Gus Yahya lahir pada tahun 16 Februari 1966 dan merupakan tokoh Nahdlatul Ulama dari kota Rembang, Jawa Timur.
Beliau juga mengasuh pondok pesantren Raudlatul Thalibin, Leteh, Rembang.
Panggilan ‘Gus’ setelah namanya sendiri adalah panggilan khas dari Pesantren untuk memanggil nama anak seorang kiai atau pengasuh pesantren.
Berdasarkan silsilah keluarga, Gus Yahya tumbuh di lingkungan yang lengket dengan organisasi NU.
Ayahnya adalah tokoh NU yang disegani bernama KH Cholil Bisri. Bersama Gus Dur, KH Cholil Bisri adalah pendiri Partai Kebangkitan Bangsa (PKB).
Gus Yahya juga keponakan dari ulama Kharismatis dari NU, KH Mustofa Bisri, atau biasa disapa Gus Mus. Sedangkan adiknya, Yaqut C. Qoumas adalah Menteri Agama yang baru dilantik Jokowi menggantikan Fachrul Rozi.
Gus Yahya sendiri sedari kecil belajar di Pesantren, bermula dari Pendidikan formal di Pesantren Raudlatut Tholibin Rembang, Jawa Tengah.
Lalu berlanjut ke Pondok Pesantren KH Ali Maksum di Krapyak, Yogyakarta.
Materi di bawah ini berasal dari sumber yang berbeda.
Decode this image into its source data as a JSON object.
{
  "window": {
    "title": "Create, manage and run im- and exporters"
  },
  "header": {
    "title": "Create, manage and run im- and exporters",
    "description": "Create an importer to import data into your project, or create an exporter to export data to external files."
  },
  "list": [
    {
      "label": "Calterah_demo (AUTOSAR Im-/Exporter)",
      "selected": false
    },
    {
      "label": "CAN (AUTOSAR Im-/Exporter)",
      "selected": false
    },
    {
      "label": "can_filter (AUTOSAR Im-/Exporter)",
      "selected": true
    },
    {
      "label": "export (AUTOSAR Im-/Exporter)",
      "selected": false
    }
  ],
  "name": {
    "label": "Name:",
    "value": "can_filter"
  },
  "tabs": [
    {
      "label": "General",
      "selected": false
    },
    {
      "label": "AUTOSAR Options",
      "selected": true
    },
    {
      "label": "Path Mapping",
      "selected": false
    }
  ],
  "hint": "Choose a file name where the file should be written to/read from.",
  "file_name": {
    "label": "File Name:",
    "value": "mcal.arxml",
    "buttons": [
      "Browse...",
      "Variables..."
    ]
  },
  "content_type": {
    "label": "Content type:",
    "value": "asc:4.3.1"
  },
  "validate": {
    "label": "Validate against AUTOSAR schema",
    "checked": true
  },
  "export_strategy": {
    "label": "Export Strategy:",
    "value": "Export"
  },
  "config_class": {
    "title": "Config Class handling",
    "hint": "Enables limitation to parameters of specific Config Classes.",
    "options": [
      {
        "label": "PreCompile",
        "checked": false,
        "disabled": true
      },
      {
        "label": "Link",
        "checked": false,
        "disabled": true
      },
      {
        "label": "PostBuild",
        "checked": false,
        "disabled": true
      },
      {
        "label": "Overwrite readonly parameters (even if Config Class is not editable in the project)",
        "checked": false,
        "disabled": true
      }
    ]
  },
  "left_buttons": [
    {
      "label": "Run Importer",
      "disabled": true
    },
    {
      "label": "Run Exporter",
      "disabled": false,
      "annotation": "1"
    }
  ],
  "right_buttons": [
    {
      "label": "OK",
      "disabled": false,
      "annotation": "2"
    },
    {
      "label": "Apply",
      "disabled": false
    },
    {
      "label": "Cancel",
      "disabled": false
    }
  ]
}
Saat itu ia juga kuliah di Fisipol Universitas Gajah Mada (UGM) Yogyakarta.
Baca Juga: Berebut Gus Dur di Muktamar: Gus Yahya Menghidupkan, Said Aqil Melanjutkan
Meniru dan Jadi Jubir Gus Gur
Saat Gus Dur menjadi presiden keempat, Gus Yahya diberi amanah sebagai Juru Bicara Presiden (Jubir).
Sosok yang juga terkenal lewat tulisan dan cerita-cerita lucu bertajuk Terong Gosong pada 2018-2019, diberi amanah sebagai Dewan Pertimbangan Presiden (Wantimpres) menggantikan KH Hasyim Muzadi yang wafat.
Salah satu yang menonjol dari Gus Yahya adalah kegemarannya untuk menjumpai tokoh-tokoh dunia.
Ia beralasan, silaturrahim itu memberi tahu publik internasional tentang konsep Islam yang kerap disalahpahami seperti bahwa Islam itu agama teror, Islam itu identik dengan kekerasan, Islam itu memusuhi agama-agama lain dan seterusnya.
Nama Gus Yahya membetot pandangan publik tatkala ia menghadiri undangan dari American Jewish Committee (AJ) dan berbicara tentang resolusi konflik antar agama.
Ia pun kerap berjumpa dengan beberapa tokoh agama seperti Paus Franciscus.
Selain itu, ia banyak sekali mengkader ulama-ulama dan aktivis di Nahdlatul Ulama. Kegemarannya untuk silaturrahim ini tak pelak membuat banyak orang teringat sosok Gus Dur yang juga gemar safari dan berjumpa banyak orang untuk bicara perdamaian.
Gus Yahya pun di publik internasional terkenal sebagai representasi Islam yang moderat.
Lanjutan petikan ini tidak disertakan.